Retro-Rank-In: A Ranking-Based Approach for Inorganic Materials Synthesis Planning
Thorben Prein, Elton Pan, Sami Haddouti, Marco Lorenz, Janik Jehkul, Tymoteusz Wilk, Cansu Moran, Menelaos Panagiotis Fotiadis, Artur P. Toshev, Elsa Olivetti, Jennifer L. M. Rupp
TL;DR
Retro-Rank-In rethinks inorganic retrosynthesis as a precursor-set ranking problem by embedding targets and precursors into a shared latent space and learning a pairwise ranker on a bipartite graph. The method combines a transformer-based MTEncoder with a binary Ranker to predict $p(oldsymbol{x}_P|oldsymbol{x}_T)$, enabling new precursors beyond training data and providing diverse, high-quality synthesis routes. Extensive experiments across Complete Reaction Archive, Distinct Reactions, and Novel Material Systems demonstrate state-of-the-art performance, particularly in out-of-distribution scenarios and in generating diverse precursor sets without loss of accuracy. The work highlights robust extrapolation to novel precursors, improved probability calibration, and stronger generalization compared to multi-label baselines and retrieval-based approaches, offering a practical tool for accelerating inorganic materials synthesis.

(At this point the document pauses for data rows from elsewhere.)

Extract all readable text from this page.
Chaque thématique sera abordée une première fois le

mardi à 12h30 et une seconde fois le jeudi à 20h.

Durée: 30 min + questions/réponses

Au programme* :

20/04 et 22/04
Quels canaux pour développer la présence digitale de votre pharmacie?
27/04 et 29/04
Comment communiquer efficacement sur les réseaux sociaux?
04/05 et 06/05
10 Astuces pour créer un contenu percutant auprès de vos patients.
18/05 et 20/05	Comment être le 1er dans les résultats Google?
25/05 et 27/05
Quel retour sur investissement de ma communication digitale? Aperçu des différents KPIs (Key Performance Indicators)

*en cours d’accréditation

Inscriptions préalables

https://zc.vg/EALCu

Limitations include the absence of explicit synthesis conditions and structural data, suggesting future integration with crystallography and larger pretrained models to further enhance predictive power and interpretability.
Abstract
Retrosynthesis strategically plans the synthesis of a chemical target compound from simpler, readily available precursor compounds. This process is critical for synthesizing novel inorganic materials, yet traditional methods in inorganic chemistry continue to rely on trial-and-error experimentation. Emerging machine-learning approaches struggle to generalize to entirely new reactions due to their reliance on known precursors, as they frame retrosynthesis as a multi-label classification task. To address these limitations, we propose Retro-Rank-In, a novel framework that reformulates the retrosynthesis problem by embedding target and precursor materials into a shared latent space and learning a pairwise ranker on a bipartite graph of inorganic compounds. We evaluate Retro-Rank-In's generalizability on challenging retrosynthesis dataset splits designed to mitigate data duplicates and overlaps. For instance, for Cr2AlB2, it correctly predicts the verified precursor pair CrB + Al despite never seeing them in training, a capability absent in prior work. Extensive experiments show that Retro-Rank-In sets a new state-of-the-art, particularly in out-of-distribution generalization and candidate set ranking, offering a powerful tool for accelerating inorganic material synthesis.